Sherbrooke - Le 29 avril 2014, David Goudreault dévoilait son troisième album, La faute au silence. Le 29 avril 2015, ce sera le lancement de son premier roman, La bête à sa mère (Stanké). Entre les deux, il y a eu S'édenter la chienne, son deuxième recueil de poésie (Écrits des Forges). C'est sans compter la pièce de théâtre 21 manches cubes qu'il cosigne avec Patrick Quintal et qui sera présentée en octobre par le Théâtre du Double Signe. Ah oui! Au milieu de tout ça, il a eu une petite fille.

«Ça donne l'impression que je fais beaucoup de choses. Mais, dans le fond, je ne fais qu'écrire», résume le slameur-poète-romancier, qui a envie d'essayer toutes les déclinaisons possibles de la plume. Après le slam et la poésie, le Sherbrookois d'adoption s'est senti interpellé par le romanesque. Mais comme la cigogne s'annonçait alors, l'artiste et travailleur social a mis les bouchées doubles pour mettre le point final avant l'accouchement.
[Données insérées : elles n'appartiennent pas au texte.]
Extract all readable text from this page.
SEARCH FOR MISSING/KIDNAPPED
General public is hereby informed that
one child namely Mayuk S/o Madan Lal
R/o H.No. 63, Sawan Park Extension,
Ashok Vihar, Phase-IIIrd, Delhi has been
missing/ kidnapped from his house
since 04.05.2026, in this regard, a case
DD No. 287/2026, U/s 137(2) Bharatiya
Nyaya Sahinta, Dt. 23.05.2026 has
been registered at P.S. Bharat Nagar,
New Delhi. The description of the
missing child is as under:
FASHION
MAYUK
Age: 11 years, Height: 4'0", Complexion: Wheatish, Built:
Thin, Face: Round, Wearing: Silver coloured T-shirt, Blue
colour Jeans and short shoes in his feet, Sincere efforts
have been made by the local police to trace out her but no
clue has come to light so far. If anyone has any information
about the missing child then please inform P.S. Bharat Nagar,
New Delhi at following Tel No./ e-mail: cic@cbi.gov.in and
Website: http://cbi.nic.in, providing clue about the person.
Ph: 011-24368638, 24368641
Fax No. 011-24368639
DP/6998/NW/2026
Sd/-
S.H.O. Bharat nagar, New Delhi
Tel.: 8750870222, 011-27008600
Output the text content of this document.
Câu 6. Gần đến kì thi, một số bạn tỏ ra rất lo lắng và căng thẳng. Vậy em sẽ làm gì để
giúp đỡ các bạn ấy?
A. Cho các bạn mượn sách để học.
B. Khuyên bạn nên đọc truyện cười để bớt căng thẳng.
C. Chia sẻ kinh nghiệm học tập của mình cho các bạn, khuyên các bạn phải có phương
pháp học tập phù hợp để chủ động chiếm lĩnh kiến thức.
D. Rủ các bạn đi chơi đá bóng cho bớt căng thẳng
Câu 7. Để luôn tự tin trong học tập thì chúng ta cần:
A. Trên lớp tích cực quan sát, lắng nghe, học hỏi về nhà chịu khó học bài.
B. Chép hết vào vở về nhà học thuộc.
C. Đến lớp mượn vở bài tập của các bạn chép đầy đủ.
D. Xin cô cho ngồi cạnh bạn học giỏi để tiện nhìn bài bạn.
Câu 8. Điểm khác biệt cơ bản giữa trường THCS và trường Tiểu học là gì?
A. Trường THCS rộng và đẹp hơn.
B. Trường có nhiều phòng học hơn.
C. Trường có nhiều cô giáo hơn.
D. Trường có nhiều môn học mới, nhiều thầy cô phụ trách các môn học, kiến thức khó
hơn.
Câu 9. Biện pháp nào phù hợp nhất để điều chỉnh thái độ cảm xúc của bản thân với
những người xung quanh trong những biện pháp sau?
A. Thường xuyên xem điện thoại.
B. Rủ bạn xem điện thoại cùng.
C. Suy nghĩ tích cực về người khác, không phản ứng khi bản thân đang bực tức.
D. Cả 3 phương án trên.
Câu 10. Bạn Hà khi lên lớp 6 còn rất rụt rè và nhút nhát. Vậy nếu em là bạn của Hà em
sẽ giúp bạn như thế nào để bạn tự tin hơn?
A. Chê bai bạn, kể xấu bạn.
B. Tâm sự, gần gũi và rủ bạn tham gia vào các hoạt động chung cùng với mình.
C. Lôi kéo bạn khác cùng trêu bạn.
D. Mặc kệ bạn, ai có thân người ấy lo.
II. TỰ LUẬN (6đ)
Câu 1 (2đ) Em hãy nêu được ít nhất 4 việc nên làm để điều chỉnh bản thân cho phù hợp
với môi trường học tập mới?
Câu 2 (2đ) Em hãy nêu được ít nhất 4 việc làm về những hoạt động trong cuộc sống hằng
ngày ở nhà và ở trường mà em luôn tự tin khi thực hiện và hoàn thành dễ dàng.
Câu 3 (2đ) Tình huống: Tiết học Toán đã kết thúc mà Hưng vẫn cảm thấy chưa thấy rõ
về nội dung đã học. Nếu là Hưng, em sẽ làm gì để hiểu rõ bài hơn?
«J'avais déjà écrit des nouvelles littéraires, mais le souffle du roman m'attirait. J'avais envie de construire un personnage sur une plus longue période. La différence avec la poésie, c'est que je pouvais être moins personnel et m'inspirer davantage de mon expérience professionnelle.»

David Goudreault a en effet oeuvré huit ans en prévention du suicide. Il a aussi travaillé au CAVAC (Centre d'aide aux victimes d'actes criminels). Intervenant en situation de crise, il a déjà, de concert avec les services policiers, accompagné des personnes agressées à l'hôpital, et a même parfois dû annoncer des décès aux proches d'une victime.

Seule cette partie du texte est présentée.